Immédiatement une équipe de la brigade de recherche (BR) a été mise en branle. Ainsi, après un plan de traque bien concocté, les hommes du commissaire divisionnaire de police Ouassa Kéita ont pu identifier et interpeller les deux escrocs près de Yirimadio (Zerni). Dès l’annonce de leur arrestation, leurs victimes ont convergé vers le commissariat de police du 14e arrondissement pour porter plainte. L’enquête a révélé que la bande avait dans sa ligne de mire d’autres quincailleries et entreprises de construction.

Il ressort de l’enquête préliminaire qu’après avoir créé un réseau, le cerveau de la bande, Ousmane Sanogo, et son complice, Barka Bah, ont pu escroquer plus de 15 quincailleries de la ville de Bamako et environs. Ainsi, le décompte provisoire du préjudice qu’ils ont causé fait état de plus de 50 millions de F CFA.

Selon nos sources, au regard de son mode opératoire, le cerveau des opérations était un véritable as de l’escroquerie. En effet, dans un premier temps, il inspectait le milieu des quincailleries et des vendeurs grossistes de ciment afin de chercher une éventuelle cible et un créneau lui permettant d’assommer cette dernière. C’est ainsi qu’il intercepte les camions de 50 à 60 tonnes remplis de ciment en provenance du Sénégal ou de la Côte d’Ivoire et propose d’acheter toute la cargaison.

Avant, poursuivent nos sources, il prenait le soin de contacter le gérant d’une quincaillerie en lui proposant son camion de 50 ou 60 tonnes de ciment à un prix abordable. Après avoir conclu avec le marché avec sa victime, il conduit le camion rempli de ciment qu’il avait intercepté à ladite quincaillerie pour décharger le contenu en assurant qu’il paiera les frais inhérents au déchargement qui peut prendre souvent 24 h.

Ensuite, il rassure en affirmant rester sur place dans le magasin pour régler le propriétaire grossiste du ciment. Ainsi, l’adresse de la quincaillerie étant désormais connue et l’acheteur étant sur place, il n’y avait donc pas de problème aux yeux du propriétaire de la cargaison. De l’autre côté, le gérant de la quincaillerie est rassuré parce que la marchandise est effectivement livrée. Mais, en vérité, le cerveau de la bande se fait passer à la fois, selon qu’il soit en face du vendeur grossiste ou du gérant de la quincaillerie et les deux sont alors convaincus qu’ils sont en train de faire une bonne affaire.
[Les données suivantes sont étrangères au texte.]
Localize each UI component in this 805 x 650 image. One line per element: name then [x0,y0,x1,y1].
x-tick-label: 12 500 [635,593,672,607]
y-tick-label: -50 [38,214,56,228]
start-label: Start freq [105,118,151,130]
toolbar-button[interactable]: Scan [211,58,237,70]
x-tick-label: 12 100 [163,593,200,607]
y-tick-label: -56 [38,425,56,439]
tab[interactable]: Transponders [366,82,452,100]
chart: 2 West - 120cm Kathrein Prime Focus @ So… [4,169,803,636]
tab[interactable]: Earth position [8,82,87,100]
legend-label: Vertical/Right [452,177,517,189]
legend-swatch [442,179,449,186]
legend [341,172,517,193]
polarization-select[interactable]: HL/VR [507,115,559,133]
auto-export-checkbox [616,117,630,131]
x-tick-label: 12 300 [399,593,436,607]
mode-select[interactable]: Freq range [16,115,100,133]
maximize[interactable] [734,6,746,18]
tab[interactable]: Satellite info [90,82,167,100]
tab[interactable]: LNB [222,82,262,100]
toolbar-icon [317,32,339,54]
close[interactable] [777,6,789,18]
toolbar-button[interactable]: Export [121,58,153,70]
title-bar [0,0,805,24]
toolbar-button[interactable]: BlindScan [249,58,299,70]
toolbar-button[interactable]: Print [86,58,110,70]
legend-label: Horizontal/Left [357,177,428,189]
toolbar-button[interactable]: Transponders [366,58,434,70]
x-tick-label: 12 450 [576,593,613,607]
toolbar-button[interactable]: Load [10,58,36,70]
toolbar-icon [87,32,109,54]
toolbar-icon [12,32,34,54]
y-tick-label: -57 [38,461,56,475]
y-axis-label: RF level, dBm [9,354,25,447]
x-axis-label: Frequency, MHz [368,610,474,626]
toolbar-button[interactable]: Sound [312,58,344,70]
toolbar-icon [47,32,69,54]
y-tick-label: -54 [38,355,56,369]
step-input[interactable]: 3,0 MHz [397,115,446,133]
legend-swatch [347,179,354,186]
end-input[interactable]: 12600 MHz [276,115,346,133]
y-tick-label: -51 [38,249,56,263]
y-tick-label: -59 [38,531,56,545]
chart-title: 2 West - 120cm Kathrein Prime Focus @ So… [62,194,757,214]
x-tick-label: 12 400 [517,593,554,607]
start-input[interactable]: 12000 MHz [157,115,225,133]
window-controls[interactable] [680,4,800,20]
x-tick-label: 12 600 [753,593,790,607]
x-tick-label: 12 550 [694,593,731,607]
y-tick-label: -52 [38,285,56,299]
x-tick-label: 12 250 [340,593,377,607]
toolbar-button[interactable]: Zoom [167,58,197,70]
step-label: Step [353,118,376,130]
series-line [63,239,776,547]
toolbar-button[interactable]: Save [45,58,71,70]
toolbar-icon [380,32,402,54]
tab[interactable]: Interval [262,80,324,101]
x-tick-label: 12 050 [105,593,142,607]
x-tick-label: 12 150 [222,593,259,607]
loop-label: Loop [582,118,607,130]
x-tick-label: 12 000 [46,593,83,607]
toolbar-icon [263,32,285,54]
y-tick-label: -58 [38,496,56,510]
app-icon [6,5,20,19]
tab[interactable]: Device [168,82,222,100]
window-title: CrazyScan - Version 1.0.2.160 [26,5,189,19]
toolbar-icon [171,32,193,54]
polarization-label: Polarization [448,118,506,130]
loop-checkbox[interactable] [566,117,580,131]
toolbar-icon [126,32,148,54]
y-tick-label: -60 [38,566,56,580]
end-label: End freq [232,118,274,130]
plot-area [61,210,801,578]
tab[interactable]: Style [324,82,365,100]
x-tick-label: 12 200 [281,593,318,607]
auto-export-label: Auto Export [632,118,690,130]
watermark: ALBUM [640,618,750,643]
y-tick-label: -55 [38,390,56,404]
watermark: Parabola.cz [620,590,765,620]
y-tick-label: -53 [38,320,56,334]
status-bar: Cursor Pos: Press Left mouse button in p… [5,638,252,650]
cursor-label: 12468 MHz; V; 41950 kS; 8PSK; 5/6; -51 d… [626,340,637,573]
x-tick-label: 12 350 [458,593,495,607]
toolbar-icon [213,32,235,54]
Alors, il demandait au gérant de la quincaillerie de lui verser un acompte de deux à trois millions selon le chargement que ce dernier débourse sans souci. Ainsi, une fois qu’il encaisse l’argent, il disparait dans la nature laissant les deux victimes avec leurs problèmes et l’affaire est généralement transportée au commissariat de police ou à la gendarmerie. Très souvent, un règlement à l’amiable est trouvé. Plusieurs quincailleries ont ainsi été victime de cette bande.

Toujours selon nos sources, l’arnaqueur a ainsi encaissé plus d’une cinquantaine de millions F CFA avec une quinzaine de quincaillers à travers la ville de Bamako et environs. Et d’ajouter qu’il a fait le même coup à un vendeur d’engrais à Sikasso ; il est parvenu à lui soutirer 28 millions F CFA. Avec son butin, il a même construit une villa d’une valeur de plus de 20 millions à Bakorobabougou (Yirimadio).